En choisissant Une famille syrienne pour traduire Insyriated, les producteurs français donnent l'occasion aux critiques de se rapprocher de l'oeuvre originale bien plus qu'ils ne l'ont fait. Car Insyriated, à l'origine, c'est bien un néologisme anglais censé nous transporter dans le chaos de Damas, dans le chaos d'un appartement au milieu de la guerre.
Une famille syrienne, ce n'est pas l'histoire généralisée de toutes les familles syriennes, ce n'est même pas l'histoire d'une structure familiale à proprement parlé. Si une famille se distingue bien, du grand-père au benjamin, en passant par le cousin adolescent, l'histoire est celle de plusieurs personnes regroupées, recluses, enracinées ici par les contraintes de la guerre.

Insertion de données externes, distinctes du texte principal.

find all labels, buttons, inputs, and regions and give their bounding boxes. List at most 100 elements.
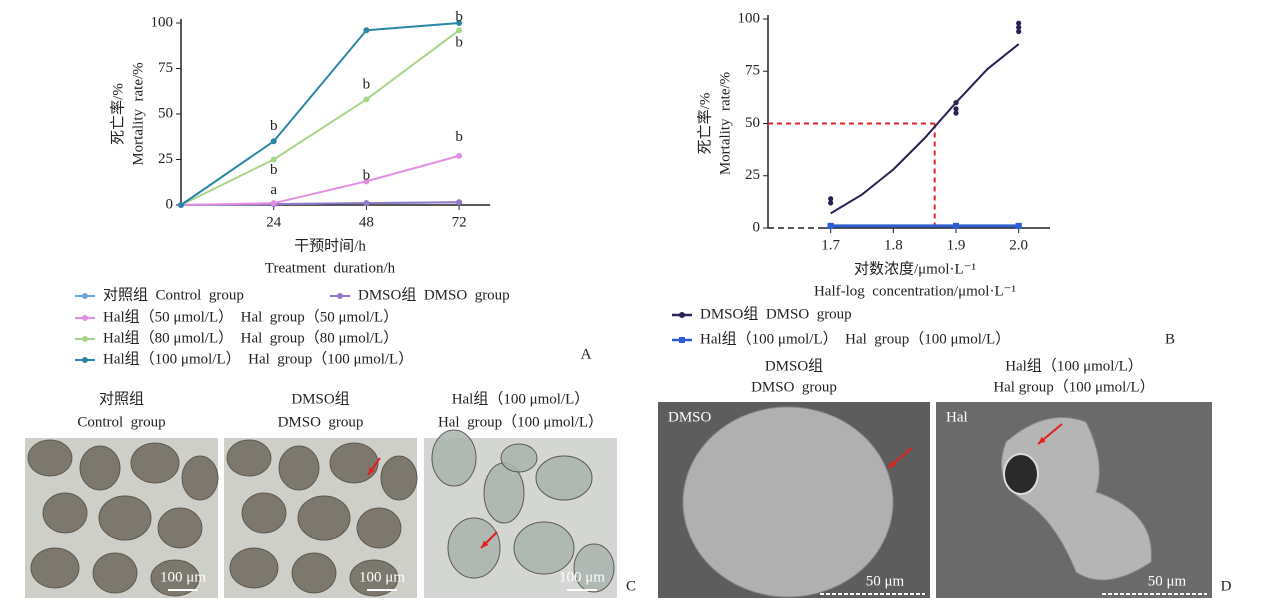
organism <box>682 406 894 598</box>
y-tick-label: 0 <box>166 196 174 212</box>
scale-bar-label: 50 μm <box>866 573 905 589</box>
legend-label: Hal组（100 μmol/L） Hal group（100 μmol/L） <box>103 350 413 367</box>
scale-bar-label: 100 μm <box>359 569 405 585</box>
organism <box>229 547 279 589</box>
series-line <box>180 29 460 206</box>
y-tick-label: 0 <box>753 219 761 235</box>
y-tick-label: 25 <box>745 167 760 183</box>
legend-label: DMSO组 DMSO group <box>358 286 510 303</box>
data-point <box>456 152 463 159</box>
y-tick-label: 50 <box>745 115 760 131</box>
image-title: Control group <box>77 414 165 430</box>
legend-label: 对照组 Control group <box>103 286 244 303</box>
image-title: Hal组（100 μmol/L） <box>452 390 590 407</box>
organism <box>431 429 477 487</box>
y-tick-label: 50 <box>158 105 173 121</box>
y-tick-label: 100 <box>738 10 761 26</box>
x-axis-label: 干预时间/h <box>294 237 366 254</box>
significance-label: b <box>270 162 278 178</box>
x-tick-label: 48 <box>359 214 374 230</box>
scale-bar-label: 100 μm <box>160 569 206 585</box>
scale-bar-label: 50 μm <box>1148 573 1187 589</box>
organism <box>42 492 88 534</box>
legend-marker <box>82 336 88 342</box>
organism <box>92 552 138 594</box>
data-point <box>1015 222 1022 229</box>
x-tick-label: 2.0 <box>1009 237 1028 253</box>
organism <box>380 455 418 501</box>
significance-label: a <box>270 182 277 198</box>
data-point <box>270 200 277 207</box>
legend-label: DMSO组 DMSO group <box>700 305 852 322</box>
legend-label: Hal组（50 μmol/L） Hal group（50 μmol/L） <box>103 308 398 325</box>
organism <box>349 559 399 597</box>
x-axis-label: 对数浓度/μmol·L⁻¹ <box>854 260 976 277</box>
legend-marker <box>82 293 88 299</box>
organism <box>500 443 538 473</box>
legend-marker <box>82 315 88 321</box>
data-point <box>827 222 834 229</box>
data-point <box>363 200 370 207</box>
x-tick-label: 1.8 <box>884 237 903 253</box>
organism <box>297 495 351 541</box>
significance-label: b <box>363 167 371 183</box>
organism <box>98 495 152 541</box>
y-axis-label: Mortality rate/% <box>717 72 733 175</box>
data-point <box>953 106 959 112</box>
data-point <box>953 110 959 116</box>
y-axis-label: 死亡率/% <box>696 93 713 155</box>
panel-label: A <box>581 346 592 362</box>
organism <box>278 445 320 491</box>
significance-label: b <box>455 129 463 145</box>
y-tick-label: 75 <box>745 63 760 79</box>
data-point <box>270 138 277 145</box>
legend-marker <box>82 357 88 363</box>
data-point <box>1016 28 1022 35</box>
data-point <box>363 27 370 34</box>
y-axis-label: 死亡率/% <box>109 83 126 145</box>
organism <box>181 455 219 501</box>
data-point <box>828 196 834 202</box>
legend-marker <box>679 337 685 343</box>
data-point <box>456 20 463 26</box>
organism <box>535 455 593 501</box>
y-tick-label: 25 <box>158 151 173 167</box>
image-tag: DMSO <box>668 409 712 425</box>
organism <box>291 552 337 594</box>
data-point <box>270 156 277 163</box>
arrow-head <box>481 540 489 548</box>
series-line <box>180 22 460 206</box>
data-point <box>363 178 370 185</box>
x-tick-label: 1.9 <box>947 237 966 253</box>
organism <box>513 521 575 575</box>
image-title: DMSO group <box>278 414 364 430</box>
significance-label: b <box>455 34 463 50</box>
panel-label: D <box>1221 578 1232 594</box>
significance-label: b <box>270 118 278 134</box>
x-tick-label: 24 <box>266 214 282 230</box>
organism <box>573 543 615 593</box>
scale-bar-label: 100 μm <box>559 569 605 585</box>
organism <box>241 492 287 534</box>
y-tick-label: 75 <box>158 60 173 76</box>
organism <box>1001 417 1152 581</box>
x-axis-label: Treatment duration/h <box>265 260 396 276</box>
arrow-head <box>888 460 896 468</box>
fit-curve <box>830 43 1020 215</box>
image-title: Hal group（100 μmol/L） <box>993 378 1154 395</box>
lesion <box>1003 453 1039 495</box>
data-point <box>456 27 463 34</box>
data-point <box>1016 20 1022 26</box>
organism <box>329 442 379 484</box>
organism <box>130 442 180 484</box>
data-point <box>363 96 370 103</box>
arrow-head <box>1038 436 1046 444</box>
data-point <box>456 199 463 206</box>
data-point <box>828 200 834 206</box>
x-tick-label: 1.7 <box>821 237 840 253</box>
x-axis-label: Half-log concentration/μmol·L⁻¹ <box>814 283 1016 299</box>
data-point <box>953 222 959 229</box>
significance-label: b <box>455 9 463 25</box>
organism <box>79 445 121 491</box>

Immédiatement, on entre dans l'intimité d'un huis clos, par la routine d'un matin, par la lenteur de gestes vitaux, par la lourdeur des sentiments. C'est un huis clos éprouvant autour d'une mère de famille (Hiam Abbass) qui ne veut pas céder, qui ne veut pas partir, qui ne veut pas laisser les événements dévoiler ses failles. De l'extérieur, elle force l'admiration, de l'intérieur, elle fléchit peu à peu au contact des siens, et surtout au contact de cette voisine (Diamand Bou Abboud) accueillie avec son enfant. Car c'est cette dernière, qui, dans une scène dure, brutale, et longue va remettre totalement en cause ce qu'on croyait de la mère, mais ce qu'on peut aussi penser de nous-mêmes.
Une famille syrienne ne raconte pas grand-chose, et, parfois, interpelle même par l'étrangeté des comportements que la promiscuité ne saurait peut-être pas expliquer à elle-seule. Mais il prend aux tripes en s'évertuant à conter l'horreur avec pudeur et sobriété, en évitant le pathos et en privilégiant la concision. C'est ce qui rend l'oeuvre à la fois vide, et intense. En enchaînant les petits riens de lutte autour d'un grand tout de soumission, en plongeant notre vision confortable dans le quotidien de la guerre, Une famille syrienne réussit à nous faire prendre conscience, le temps d'une séance, que nous ne serons jamais prêts à supporter l'ignoble, et que nous sommes plutôt heureux d'être Enfrancisés.